Article in Chinese | WPRIM | ID: wpr-703868

ABSTRACT

Objectives: To evaluate the sedative effect of dexmedetomidine (DEX) in patients with type I aortic dissection (AD) after total arch replacement surgery. Methods: A total of 237 AD patients with arch involvement received total arch replacement were enrolled; there were 199 (84.0%) male and the patient's mean age was (48.79±12.65) years.
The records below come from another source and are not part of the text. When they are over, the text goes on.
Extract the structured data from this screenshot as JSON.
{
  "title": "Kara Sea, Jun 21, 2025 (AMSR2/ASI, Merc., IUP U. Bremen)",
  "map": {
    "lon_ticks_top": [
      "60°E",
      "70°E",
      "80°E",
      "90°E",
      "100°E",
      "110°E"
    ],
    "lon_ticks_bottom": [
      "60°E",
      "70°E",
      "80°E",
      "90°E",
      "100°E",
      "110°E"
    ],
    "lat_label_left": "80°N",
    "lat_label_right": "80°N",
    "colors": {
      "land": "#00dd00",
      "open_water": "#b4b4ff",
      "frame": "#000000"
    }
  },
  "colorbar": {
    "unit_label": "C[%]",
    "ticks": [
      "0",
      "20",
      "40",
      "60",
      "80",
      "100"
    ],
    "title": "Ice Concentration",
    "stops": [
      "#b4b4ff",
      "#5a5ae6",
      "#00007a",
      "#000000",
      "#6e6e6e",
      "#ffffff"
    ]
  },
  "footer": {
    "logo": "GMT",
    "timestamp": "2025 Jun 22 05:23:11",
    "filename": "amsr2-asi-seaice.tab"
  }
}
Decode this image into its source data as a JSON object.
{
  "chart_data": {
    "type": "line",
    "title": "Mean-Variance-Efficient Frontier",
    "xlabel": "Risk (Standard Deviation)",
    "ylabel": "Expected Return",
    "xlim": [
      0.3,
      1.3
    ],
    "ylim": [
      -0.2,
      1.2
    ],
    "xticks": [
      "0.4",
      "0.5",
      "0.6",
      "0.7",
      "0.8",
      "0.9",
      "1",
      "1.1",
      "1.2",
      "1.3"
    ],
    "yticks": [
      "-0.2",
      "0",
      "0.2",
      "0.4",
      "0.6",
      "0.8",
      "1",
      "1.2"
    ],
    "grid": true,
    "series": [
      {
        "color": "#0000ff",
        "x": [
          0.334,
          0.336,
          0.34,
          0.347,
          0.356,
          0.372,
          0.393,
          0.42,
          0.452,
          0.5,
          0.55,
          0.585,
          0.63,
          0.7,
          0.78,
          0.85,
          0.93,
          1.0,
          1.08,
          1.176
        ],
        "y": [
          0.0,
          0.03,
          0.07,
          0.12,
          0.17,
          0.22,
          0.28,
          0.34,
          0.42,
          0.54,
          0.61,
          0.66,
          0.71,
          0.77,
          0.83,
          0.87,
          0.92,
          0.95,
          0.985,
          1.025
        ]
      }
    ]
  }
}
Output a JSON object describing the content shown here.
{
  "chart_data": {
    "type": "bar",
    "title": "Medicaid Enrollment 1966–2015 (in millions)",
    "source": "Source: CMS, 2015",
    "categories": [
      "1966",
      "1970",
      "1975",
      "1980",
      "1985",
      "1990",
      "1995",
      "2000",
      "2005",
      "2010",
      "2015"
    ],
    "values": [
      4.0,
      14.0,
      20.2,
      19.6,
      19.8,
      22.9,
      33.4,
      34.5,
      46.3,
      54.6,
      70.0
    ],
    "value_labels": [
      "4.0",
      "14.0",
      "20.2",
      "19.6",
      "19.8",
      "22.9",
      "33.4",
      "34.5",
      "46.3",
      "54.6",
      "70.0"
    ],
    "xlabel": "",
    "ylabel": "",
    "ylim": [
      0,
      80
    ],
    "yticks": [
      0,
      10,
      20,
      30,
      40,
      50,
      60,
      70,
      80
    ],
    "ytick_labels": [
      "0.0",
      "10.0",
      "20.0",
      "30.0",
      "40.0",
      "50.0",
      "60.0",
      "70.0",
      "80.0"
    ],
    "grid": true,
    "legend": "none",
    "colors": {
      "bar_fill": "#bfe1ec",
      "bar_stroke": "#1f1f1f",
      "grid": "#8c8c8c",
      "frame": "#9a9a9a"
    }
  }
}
Based on post-operative application of sedatives during ICU stay, the patients were divided into 2 groups: DEX group, patients received load dose DEX 1μg/kg by slow intravenous injection, then (0.2-0.7) μg/(kg·h ) by continuous infusion, n=126 and Midazolam (MDZ) group, patients received load dose MDZ 0.05μg/kg by slow intravenous injection, then (0.02-0.1) mg/(kg·h ) by continuous infusion, n=111. Same surgical method was used in both groups, the mechanical ventilation time, incidence of delirium and other relevant indexes were compared between 2 groups. Results: Compared with MDZ group, DEX group had reduced mechanical ventilation time (3.97±1.28) d vs (4.99±1.58) d and ICU stay time (6.63±1.71) vs (7.24±2.56) d, less incidences of delirium (8.7% vs 18.9%) and permanent dysneuria (5.65% vs 13.5%), all P<0.05. Conclusions: Compared with MDZ, DEX may effectively reduce mechanical ventilation time, ICU stay time and the incidence of dysneuria in type I AD patients after total arch replacement surgery; it had positive role for patient's recovery.